Was lässt sich gegen die Hitze tun? Zunächst einmal müssen die Arbeitnehmer mittels Thermometern die dauernde Überhitzung ihres Arbeitsplatzes dokumentieren. Entsprechende Maßnahmen können technischer, organisatorischer oder personenbezogener Art sein. So sind Sonnenblenden, Jalousien, spezielle Fensterverglasungen und Fassadenverkleidungen denkbar, ebenso die Aufstellung von Ventilatoren oder der Einbau von Klimaanlagen. Arbeitgeber, die beim Bau oder Kauf von Immobilien aus Kostengründen auf derlei verzichten, müssen später oft teuer nachrüsten.
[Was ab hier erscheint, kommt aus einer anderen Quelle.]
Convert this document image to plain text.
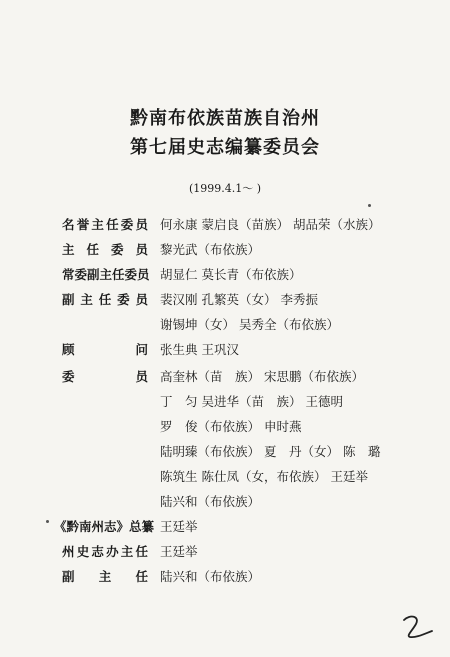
黔南布依族苗族自治州
第七届史志编纂委员会
(1999.4.1～ )
名誉主任委员 何永康 蒙启良（苗族） 胡品荣（水族）
主任委员 黎光武（布依族）
常委副主任委员 胡显仁 莫长青（布依族）
副主任委员 裴汉刚 孔繁英（女） 李秀振
谢锡坤（女） 吴秀全（布依族）
顾问 张生典 王巩汉
委员 高奎林（苗　族） 宋思鹏（布依族）
丁　匀 吴进华（苗　族） 王德明
罗　俊（布依族） 申时燕
陆明臻（布依族） 夏　丹（女） 陈　璐
陈筑生 陈仕凤（女，布依族） 王廷举
陆兴和（布依族）
《黔南州志》总纂 王廷举
州史志办主任 王廷举
副主任 陆兴和（布依族）
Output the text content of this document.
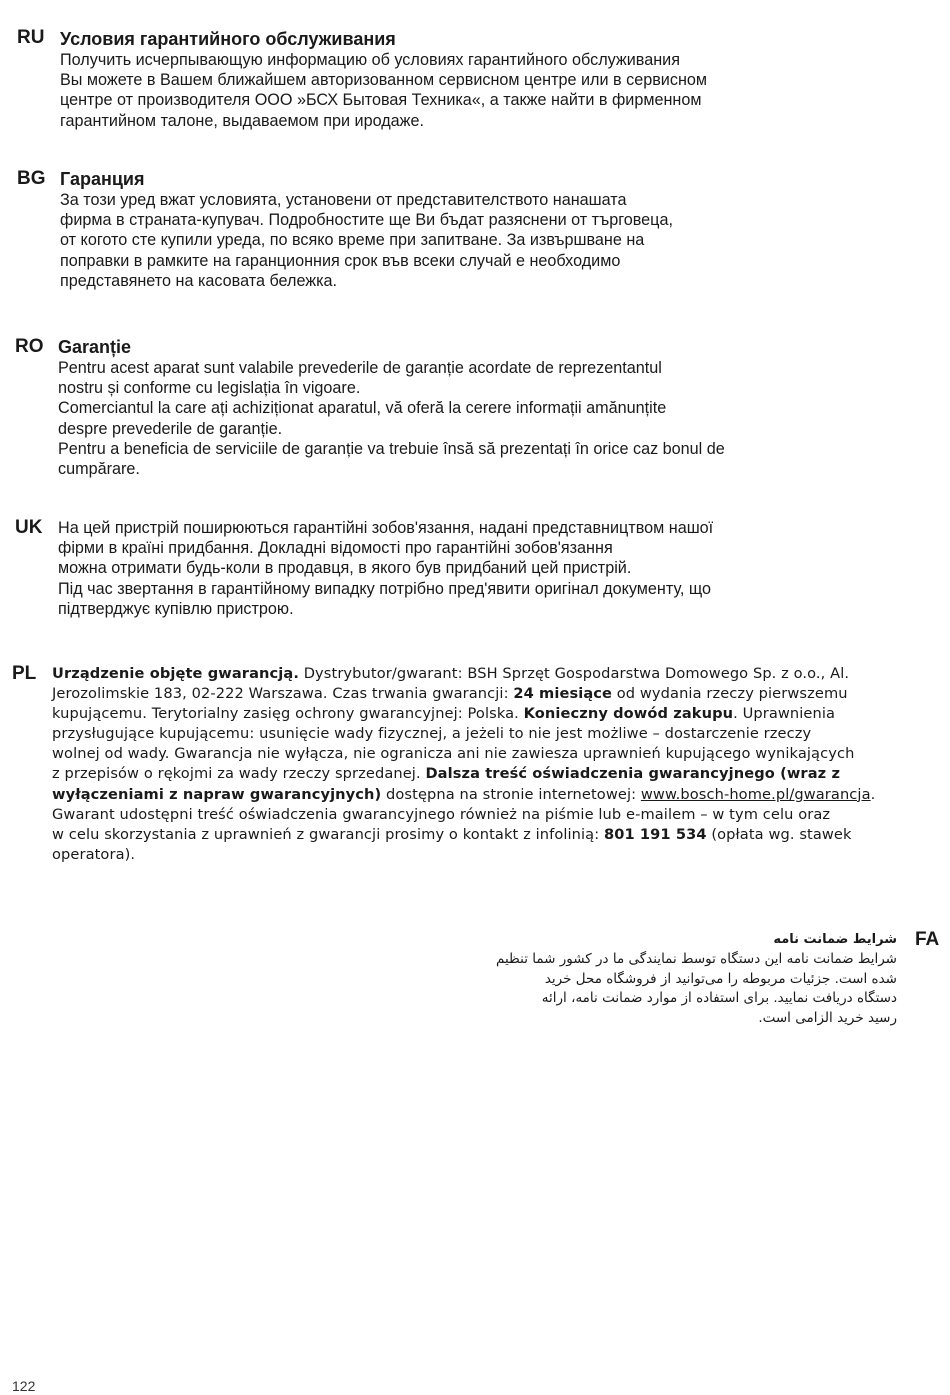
RU Условия гарантийного обслуживания
Получить исчерпывающую информацию об условиях гарантийного обслуживания
Вы можете в Вашем ближайшем авторизованном сервисном центре или в сервисном
центре от производителя ООО »БСХ Бытовая Техника«, а также найти в фирменном
гарантийном талоне, выдаваемом при иродаже.
BG Гаранция
За този уред вжат условията, установени от представителството нанашата
фирма в страната-купувач. Подробностите ще Ви бъдат разяснени от търговеца,
от когото сте купили уреда, по всяко време при запитване. За извършване на
поправки в рамките на гаранционния срок във всеки случай е необходимо
представянето на касовата бележка.
RO Garanție
Pentru acest aparat sunt valabile prevederile de garanție acordate de reprezentantul
nostru și conforme cu legislația în vigoare.
Comerciantul la care ați achiziționat aparatul, vă oferă la cerere informații amănunțite
despre prevederile de garanție.
Pentru a beneficia de serviciile de garanție va trebuie însă să prezentați în orice caz bonul de
cumpărare.
UK На цей пристрій поширюються гарантійні зобов'язання, надані представництвом нашої
фірми в країні придбання. Докладні відомості про гарантійні зобов'язання
можна отримати будь-коли в продавця, в якого був придбаний цей пристрій.
Під час звертання в гарантійному випадку потрібно пред'явити оригінал документу, що
підтверджує купівлю пристрою.
PL Urządzenie objęte gwarancją. Dystrybutor/gwarant: BSH Sprzęt Gospodarstwa Domowego Sp. z o.o., Al.
Jerozolimskie 183, 02-222 Warszawa. Czas trwania gwarancji: 24 miesiące od wydania rzeczy pierwszemu
kupującemu. Terytorialny zasięg ochrony gwarancyjnej: Polska. Konieczny dowód zakupu. Uprawnienia
przysługujące kupującemu: usunięcie wady fizycznej, a jeżeli to nie jest możliwe – dostarczenie rzeczy
wolnej od wady. Gwarancja nie wyłącza, nie ogranicza ani nie zawiesza uprawnień kupującego wynikających
z przepisów o rękojmi za wady rzeczy sprzedanej. Dalsza treść oświadczenia gwarancyjnego (wraz z
wyłączeniami z napraw gwarancyjnych) dostępna na stronie internetowej: www.bosch-home.pl/gwarancja.
Gwarant udostępni treść oświadczenia gwarancyjnego również na piśmie lub e-mailem – w tym celu oraz
w celu skorzystania z uprawnień z gwarancji prosimy o kontakt z infolinią: 801 191 534 (opłata wg. stawek
operatora).
FA
شرایط ضمانت نامه
شرایط ضمانت نامه این دستگاه توسط نمایندگی ما در کشور شما تنظیم
شده است. جزئیات مربوطه را می‌توانید از فروشگاه محل خرید
دستگاه دریافت نمایید. برای استفاده از موارد ضمانت نامه، ارائه
رسید خرید الزامی است.
122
Kleiderordnungen aufgehoben

Probate Mittel sind die Verlegung von Arbeitszeiten in die Morgenstunden oder die Verlängerung von Mittagspausen, falls dies betriebsorganisatorisch möglich ist. Fachleute raten dazu, viel Wasser zu trinken. Viele Arbeitgeber heben bestehende Kleiderordnungen auf, so sind etwa die gegenwärtig ohnehin leidgeprüften Bahnschaffner nicht mehr zum Tragen von Jacke und Krawatte verdonnert. Luftdurchlässige Kleidung ist auch beim Meeting im Büro legitim - dagegen empfiehlt es sich weniger, den Kollegen gänzlich unbekleidet unter die Augen zu treten.

Und wenn der Arbeitgeber bei allen Kühlungsmaßnahmen nicht mitspielt? "Das ganze Thema ist rechtlich etwas ungenau geregelt", sagt BAG-Sprecher Christoph Schmitz-Scholemann. "Dazu sind die Arbeitsverhältnisse zu verschieden." Immerhin kann der Betriebsrat verlangen, eine Betriebsvereinbarung zum Schutz vor Hitze zu schließen. Notfalls können sich die Beschäftigten auch an die zuständige Bezirksregierung wenden. Deren Fachleute diskutieren mit dem Arbeitgeber mögliche Maßnahmen und machen Vorschläge. Bleibt der Boss dann noch immer stur, kann ein Bußgeld drohen.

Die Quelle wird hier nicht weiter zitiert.